SEDA Conference 2010: David Green keynote

Constructive realignment? UK educational development from the outside

Opening keynote from the SEDA conference in Chester was given by David Green from the University of Seattle. David used to work in the UK so gave an interesting perspective on the differences between educational development in the UK and the US.

Unsurprisingly there is uncertainty in the US HE sector, just as in the UK.

David spoke of the notion of taking on different roles in educational development, drawing on the work of Catherine Manathunga and describing his career as non linear, moving from different roles such as a tourist, native, hostage, undocumented worker, holiday maker, asylum seeker to finally an immigrant – both literally and metaphorically.  I liked this notion of the non linearity and complexity of our roles as educational developers and using travel metaphors.

He described US HE as not as quality controlled or outcomes based as the UK.  There is a lot of freedom granted to individual lecturers as so much is taught a module level.  Working with programmes is virtually unheard of due to the way that US students study individual modules and combine these with their work.  This means that US educational developers work frequently in 1-2-1s, they do not run PG Cert programmes but they do run workshops on key topics.  There are three rules that underpin all US educational development centres – their work is voluntary, they are confidential (despite pressures from management to reveal who they work with) and individual.  This works well in terms of the sector.
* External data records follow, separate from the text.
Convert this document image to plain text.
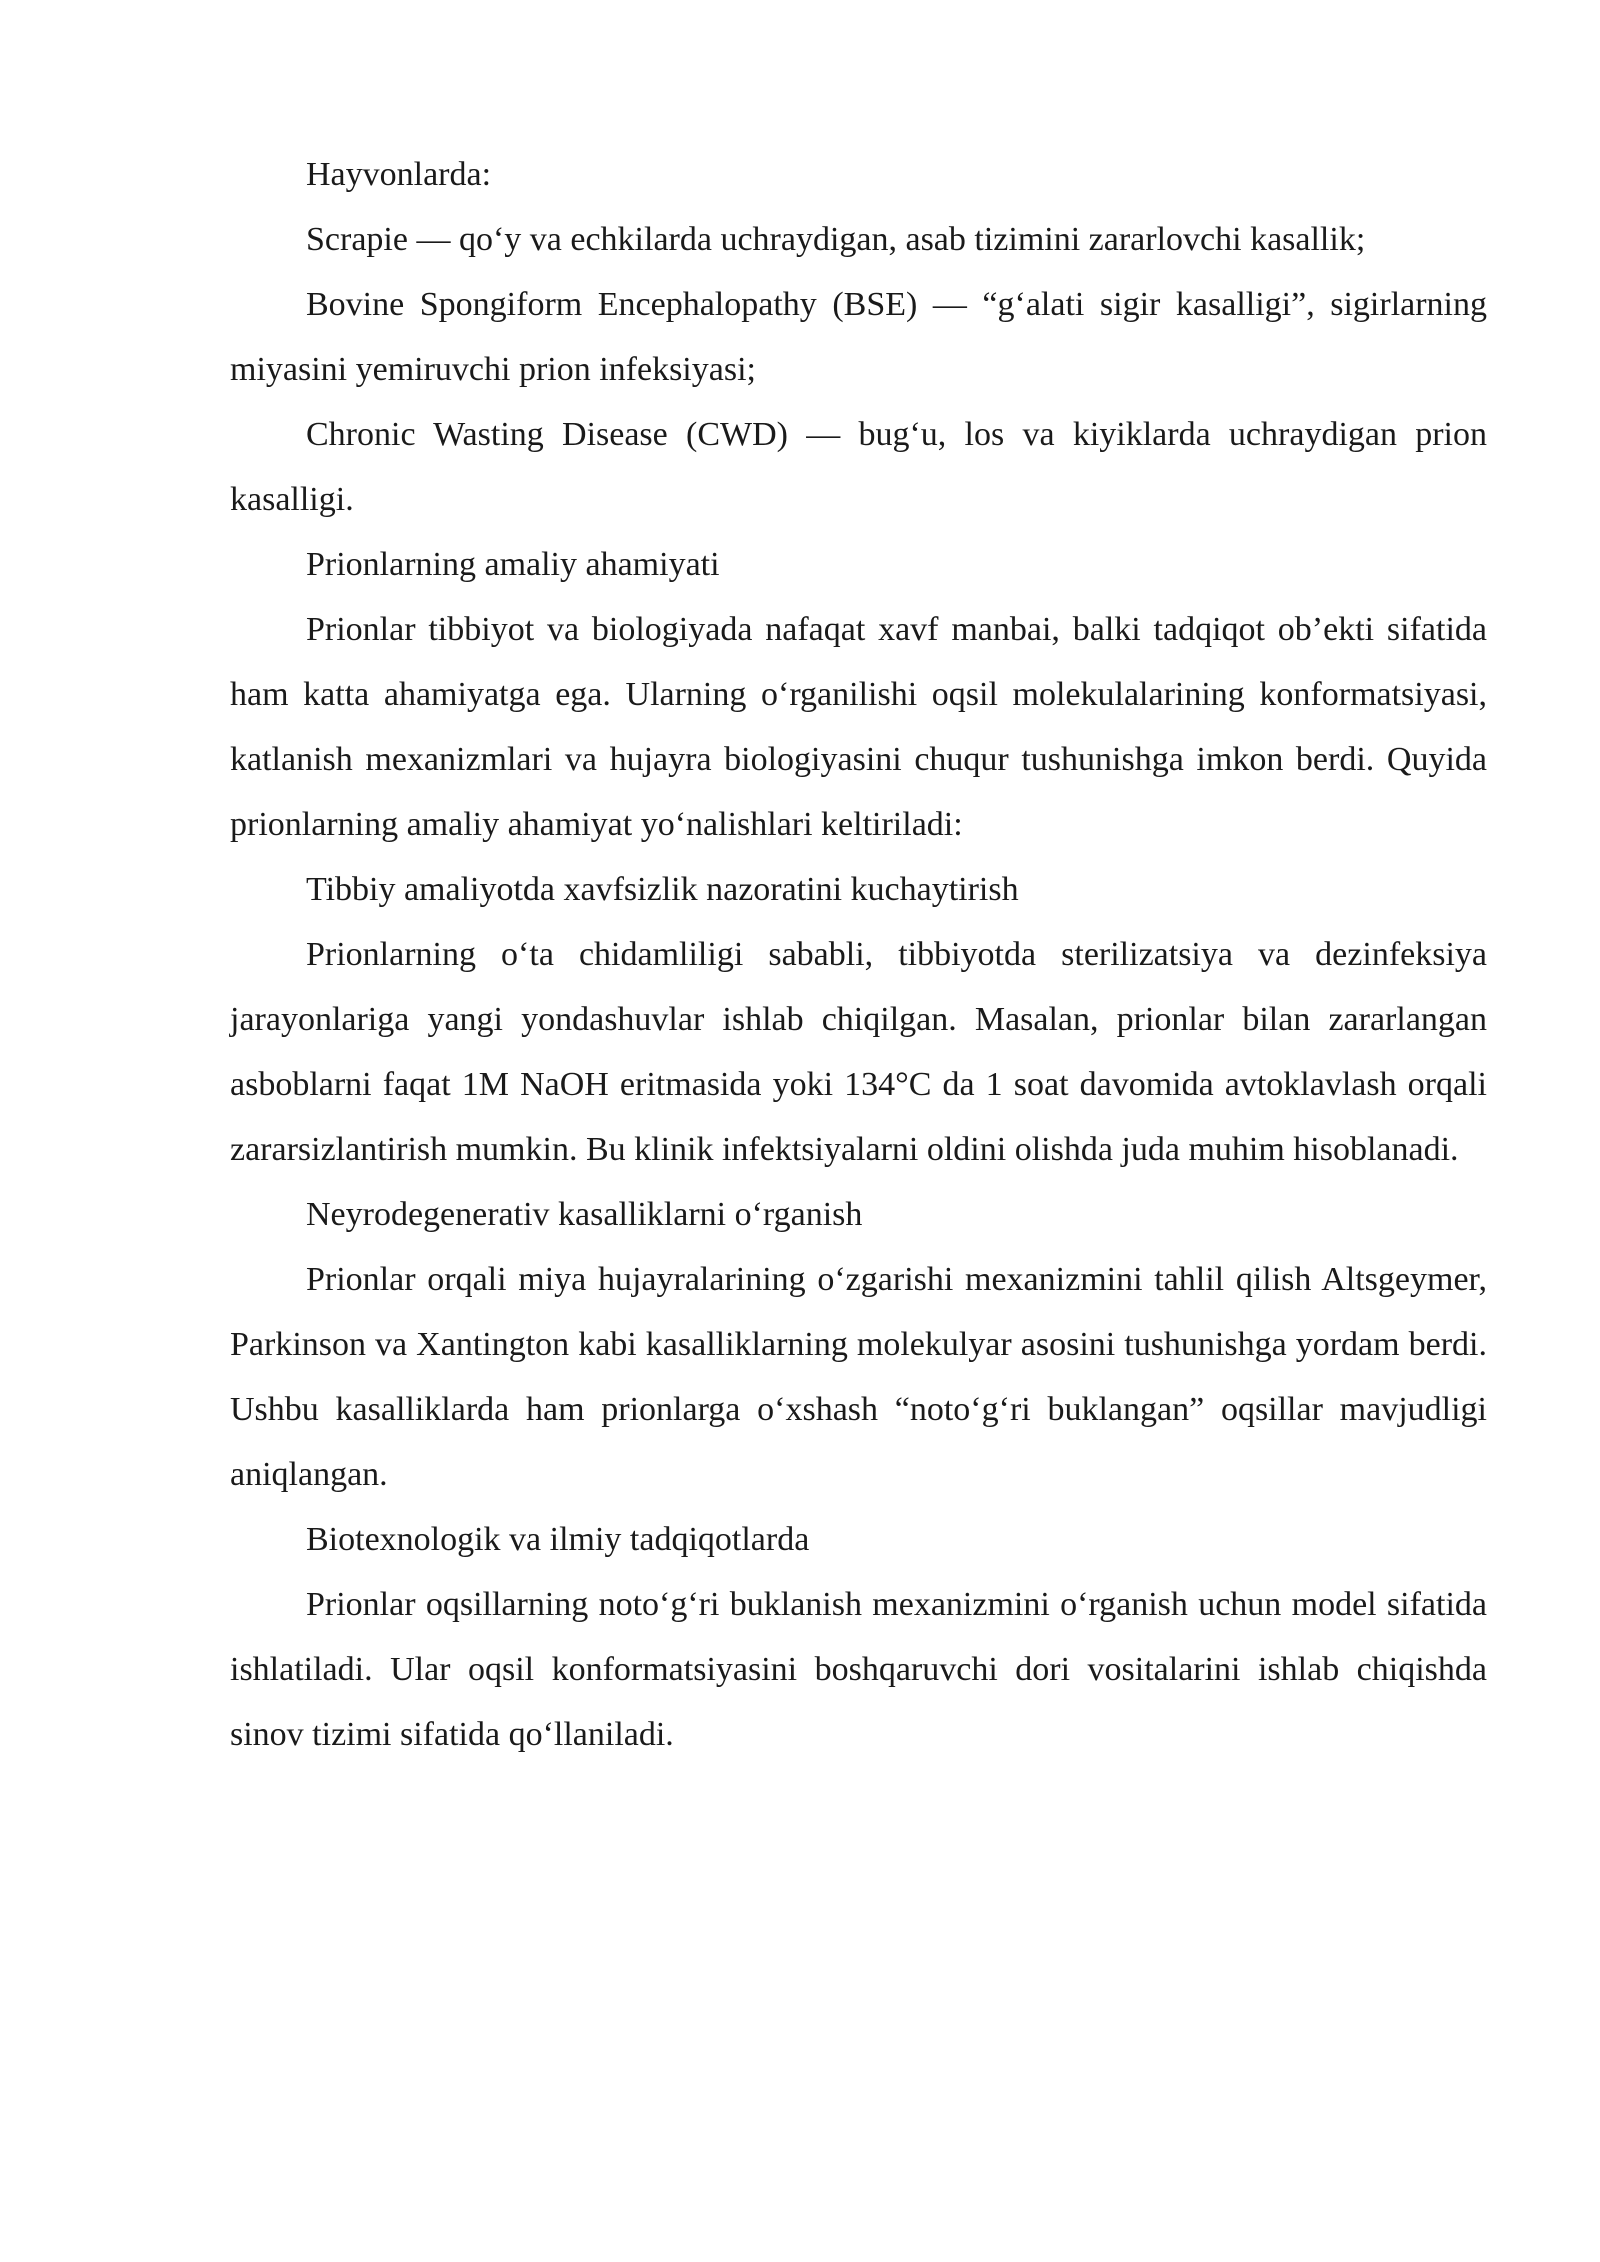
Hayvonlarda:

Scrapie — qo‘y va echkilarda uchraydigan, asab tizimini zararlovchi kasallik;

Bovine Spongiform Encephalopathy (BSE) — “g‘alati sigir kasalligi”, sigirlarning miyasini yemiruvchi prion infeksiyasi;

Chronic Wasting Disease (CWD) — bug‘u, los va kiyiklarda uchraydigan prion kasalligi.

Prionlarning amaliy ahamiyati

Prionlar tibbiyot va biologiyada nafaqat xavf manbai, balki tadqiqot ob’ekti sifatida ham katta ahamiyatga ega. Ularning o‘rganilishi oqsil molekulalarining konformatsiyasi, katlanish mexanizmlari va hujayra biologiyasini chuqur tushunishga imkon berdi. Quyida prionlarning amaliy ahamiyat yo‘nalishlari keltiriladi:

Tibbiy amaliyotda xavfsizlik nazoratini kuchaytirish

Prionlarning o‘ta chidamliligi sababli, tibbiyotda sterilizatsiya va dezinfeksiya jarayonlariga yangi yondashuvlar ishlab chiqilgan. Masalan, prionlar bilan zararlangan asboblarni faqat 1M NaOH eritmasida yoki 134°C da 1 soat davomida avtoklavlash orqali zararsizlantirish mumkin. Bu klinik infektsiyalarni oldini olishda juda muhim hisoblanadi.

Neyrodegenerativ kasalliklarni o‘rganish

Prionlar orqali miya hujayralarining o‘zgarishi mexanizmini tahlil qilish Altsgeymer, Parkinson va Xantington kabi kasalliklarning molekulyar asosini tushunishga yordam berdi. Ushbu kasalliklarda ham prionlarga o‘xshash “noto‘g‘ri buklangan” oqsillar mavjudligi aniqlangan.

Biotexnologik va ilmiy tadqiqotlarda

Prionlar oqsillarning noto‘g‘ri buklanish mexanizmini o‘rganish uchun model sifatida ishlatiladi. Ular oqsil konformatsiyasini boshqaruvchi dori vositalarini ishlab chiqishda sinov tizimi sifatida qo‘llaniladi.
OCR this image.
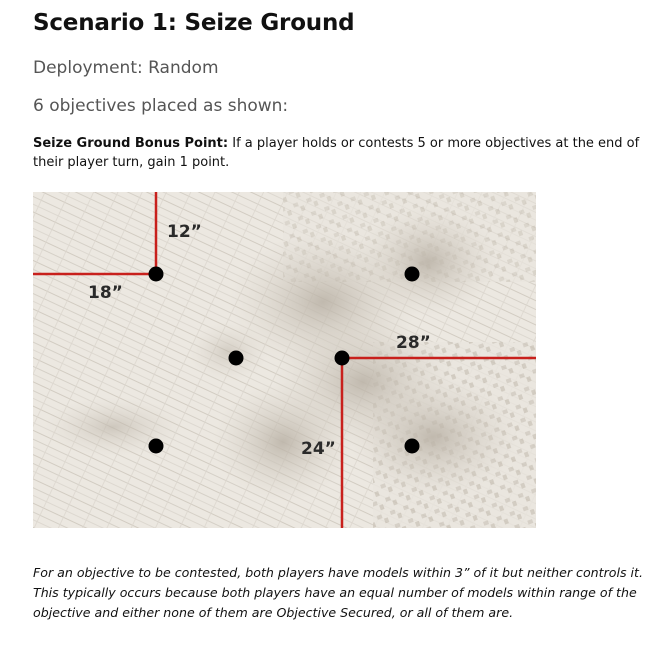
Scenario 1: Seize Ground
Deployment: Random
6 objectives placed as shown:
Seize Ground Bonus Point: If a player holds or contests 5 or more objectives at the end of their player turn, gain 1 point.
12”
18”
28”
24”
For an objective to be contested, both players have models within 3” of it but neither controls it. This typically occurs because both players have an equal number of models within range of the objective and either none of them are Objective Secured, or all of them are.
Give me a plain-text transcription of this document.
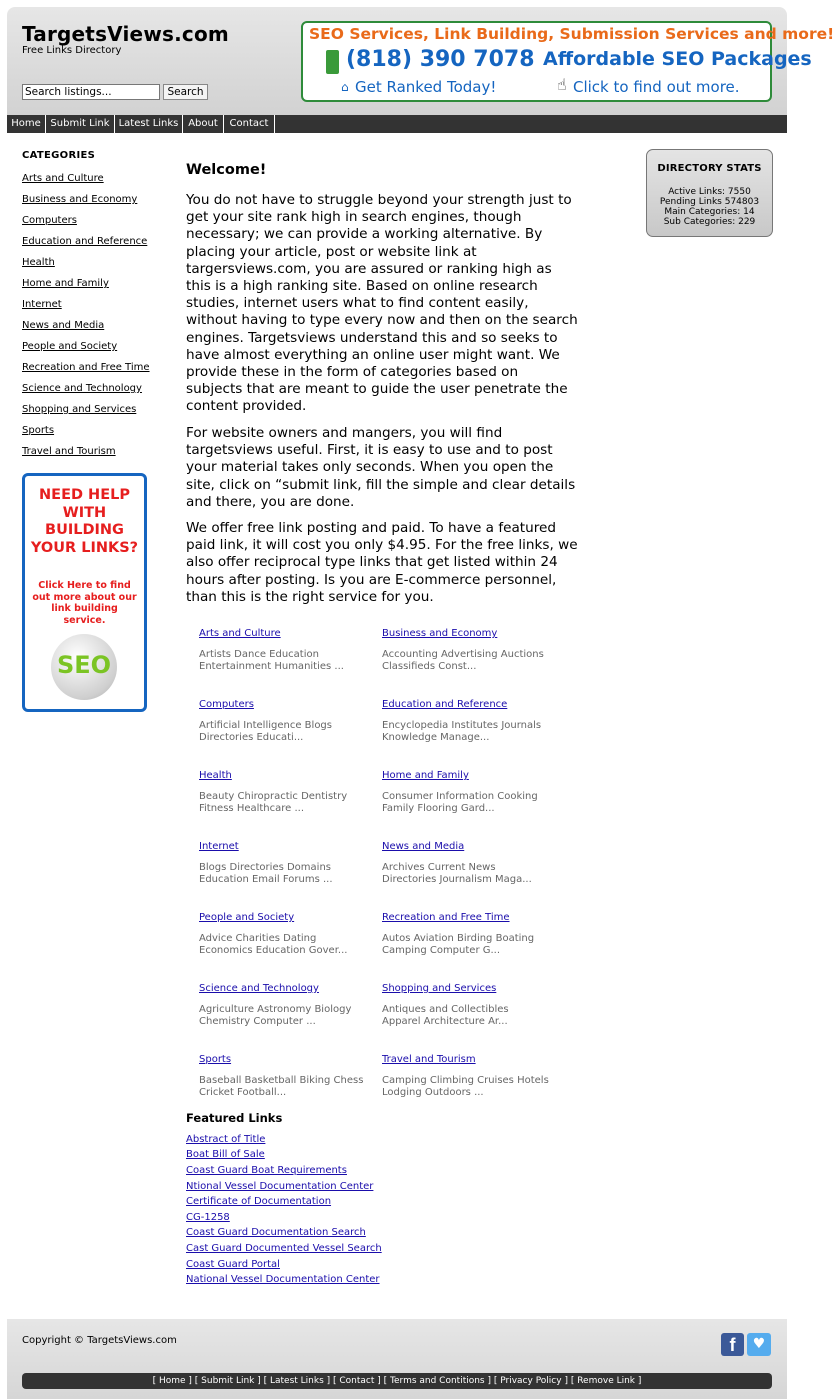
TargetsViews.com
Free Links Directory
Search listings...
Search
SEO Services, Link Building, Submission Services and more!
(818) 390 7078 Affordable SEO Packages
⌂ Get Ranked Today!	☝ Click to find out more.
Home Submit Link Latest Links About	Contact
CATEGORIES
Arts and Culture
Business and Economy
Computers
Education and Reference
Health
Home and Family
Internet
News and Media
People and Society
Recreation and Free Time
Science and Technology
Shopping and Services
Sports
Travel and Tourism
NEED HELP WITH BUILDING YOUR LINKS?
Click Here to find out more about our link building service.
SEO
DIRECTORY STATS
Active Links: 7550
Pending Links 574803
Main Categories: 14
Sub Categories: 229
Welcome!
You do not have to struggle beyond your strength just to get your site rank high in search engines, though necessary; we can provide a working alternative. By placing your article, post or website link at targersviews.com, you are assured or ranking high as this is a high ranking site. Based on online research studies, internet users what to find content easily, without having to type every now and then on the search engines. Targetsviews understand this and so seeks to have almost everything an online user might want. We provide these in the form of categories based on subjects that are meant to guide the user penetrate the content provided.
For website owners and mangers, you will find targetsviews useful. First, it is easy to use and to post your material takes only seconds. When you open the site, click on “submit link, fill the simple and clear details and there, you are done.
We offer free link posting and paid. To have a featured paid link, it will cost you only $4.95. For the free links, we also offer reciprocal type links that get listed within 24 hours after posting. Is you are E-commerce personnel, than this is the right service for you.
Arts and Culture
Artists Dance Education
Entertainment Humanities ...
Business and Economy
Accounting Advertising Auctions
Classifieds Const...
Computers
Artificial Intelligence Blogs
Directories Educati...
Education and Reference
Encyclopedia Institutes Journals
Knowledge Manage...
Health
Beauty Chiropractic Dentistry
Fitness Healthcare ...
Home and Family
Consumer Information Cooking
Family Flooring Gard...
Internet
Blogs Directories Domains
Education Email Forums ...
News and Media
Archives Current News
Directories Journalism Maga...
People and Society
Advice Charities Dating
Economics Education Gover...
Recreation and Free Time
Autos Aviation Birding Boating
Camping Computer G...
Science and Technology
Agriculture Astronomy Biology
Chemistry Computer ...
Shopping and Services
Antiques and Collectibles
Apparel Architecture Ar...
Sports
Baseball Basketball Biking Chess
Cricket Football...
Travel and Tourism
Camping Climbing Cruises Hotels
Lodging Outdoors ...
Featured Links
Abstract of Title
Boat Bill of Sale
Coast Guard Boat Requirements
Ntional Vessel Documentation Center
Certificate of Documentation
CG-1258
Coast Guard Documentation Search
Cast Guard Documented Vessel Search
Coast Guard Portal
National Vessel Documentation Center
Copyright © TargetsViews.com	f	♥
[ Home ] [ Submit Link ] [ Latest Links ] [ Contact ] [ Terms and Contitions ] [ Privacy Policy ] [ Remove Link ]
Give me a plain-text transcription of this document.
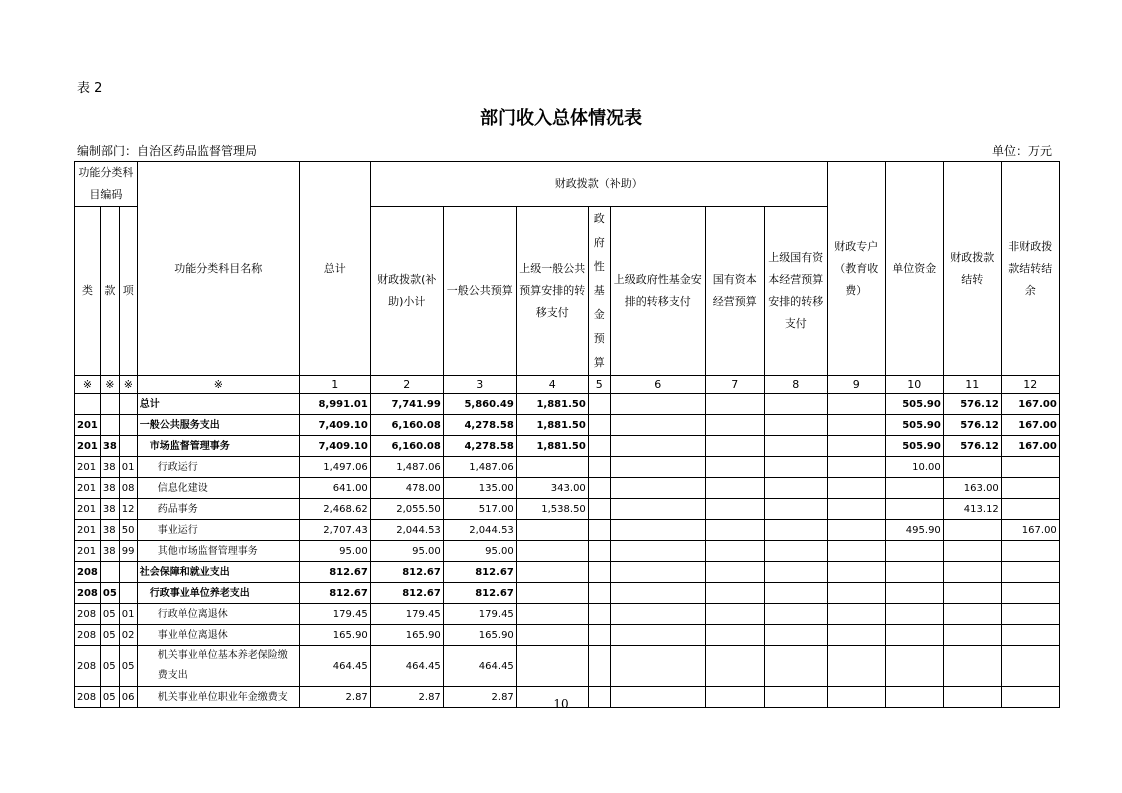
表 2
部门收入总体情况表
编制部门：自治区药品监督管理局	单位：万元
功能分类科目编码			功能分类科目名称	总计	财政拨款（补助）							财政专户（教育收费）	单位资金	财政拨款结转	非财政拨款结转结余
类	款	项			财政拨款(补助)小计	一般公共预算	上级一般公共预算安排的转移支付	政府性基金预算	上级政府性基金安排的转移支付	国有资本经营预算	上级国有资本经营预算安排的转移支付				
※	※	※	※	1	2	3	4	5	6	7	8	9	10	11	12
			总计	8,991.01	7,741.99	5,860.49	1,881.50						505.90	576.12	167.00
201			一般公共服务支出	7,409.10	6,160.08	4,278.58	1,881.50						505.90	576.12	167.00
201	38		市场监督管理事务	7,409.10	6,160.08	4,278.58	1,881.50						505.90	576.12	167.00
201	38	01	行政运行	1,497.06	1,487.06	1,487.06							10.00		
201	38	08	信息化建设	641.00	478.00	135.00	343.00							163.00	
201	38	12	药品事务	2,468.62	2,055.50	517.00	1,538.50							413.12	
201	38	50	事业运行	2,707.43	2,044.53	2,044.53							495.90		167.00
201	38	99	其他市场监督管理事务	95.00	95.00	95.00									
208			社会保障和就业支出	812.67	812.67	812.67									
208	05		行政事业单位养老支出	812.67	812.67	812.67									
208	05	01	行政单位离退休	179.45	179.45	179.45									
208	05	02	事业单位离退休	165.90	165.90	165.90									
208	05	05	机关事业单位基本养老保险缴费支出	464.45	464.45	464.45									
208	05	06	机关事业单位职业年金缴费支	2.87	2.87	2.87										10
The equivalent of SEDA in the US is POD – http://www.podnetwork.org/

With the caveat that all reality is partial, citing Salman Rushdie we “see reality through broken shards of mirror”, David went on to consider the UK educational development context. From the US perspective, educational development in the UK seems very well structured (the Professional Standards Framework is an example of this), successful (consider resources of the HEA, SEDA’s professional development framework, the CeTLs and Subject Centres) and strategic – many educational development units have achieved a lot in terms of impacting on institutional strategy – but has this been achieved at a cost to their own development?

He then moved on to consider whether we really want the things we desire?  Both in the UK and the US these centres are vulnerable, so what has being strategic in the UK really given us?  Are we just determined by the whims of senior management?  We need to work more with departmental heads and the “rank and file” who are key advocates, especially when senior management teams can change rapidly.

Although there are a lot of workshops in the UK on educational development, we are not devoting enough time to publishing research and peer reviewed scholarly activity.  SEDA could play a role here.

There were four ways in which we could be more sustainable:

  • Should we actually be being less “strategic” and work more on the margins?  Interpreting and working more closely with individual staff and students, and less at mercy of senior management changes? He cited the work of Baume and Kahn (2004) (Enhancing Staff and Educational Development) in relation to educational developers being “exemplary”.  For me this struck a chord as relates to my thinking on leadership – the modelling the way – and how this is important for the LDC team
  • We need to focus on spending time writing for publication, research says that spending 30 minutes a day writing is more productive than writing in big spurts.  I really need to take an approach to this and think this would help me achieve a more manageable output, this also relates to discussions I had last night about approaching CPD recording. My blog helps with this too but I need to be more disciplined with this so I get less stressed!!
  • We should also focus on getting qualifications, phds etc, to increase our academic credibility
  • Learning to say no and stop doing certain activities. If we have less resource this will be inevitable.

There were three ways in which he felt we could prioritise:

  • Take time to do research. This makes us more credible
  • Teach real students. Not just staff as students. I guess in other words, continue link to your discipline area. Again this helps with credibility
  • Do the things that we really love – or at least the one thing that we really love

I very much enjoyed this presentation and thought that the ideas were very sensible. Again the messages were things that I had thought of at other times but they were reinforced. Particularly the credibility and exemplary nature of the work we do as well as the enjoyment factor.  I’m going to write another blog post about this in the vein of the Times Higher #loveHE strand.  Also the importance of research and performing this in manageable chunks.

One Reply to “SEDA Conference 2010: David Green keynote”

  1. Interesting talk, by the sound of it. I’m struck by the similarity of this advice to something Ron Barnett once said in a writing workshop I was at: a page a day is a book a year. I know – my immediate response was, would that I could write a page each day…! He went on to say that his (fairly prodigious) output was written almost entirely at home, outside of office hours; so it seems it’s never been easy to do this. And he was a mainstream academic (not always, but for several years), with research as part of his job description … which isn’t always true for educational developers/ learning technologists/ etc. I suspect it might be increasingly hard to justify that in an environment where all time is held to account…

    I’ve also been more concerned, lately, with whom we’re credible to. I’d agree with all these points if we want to be credible to the academics we try to work with – but I know some managers who see research, credentials and self-indulgent choices (“things that we really love”) as undermining our credibility. If we can’t do our (instrumental) job well because this stuff is distracting us, well… [nods towards the bottom line]. Less of an issue with teaching, actually, since real money can be attributed to that, but other stuff… tricky.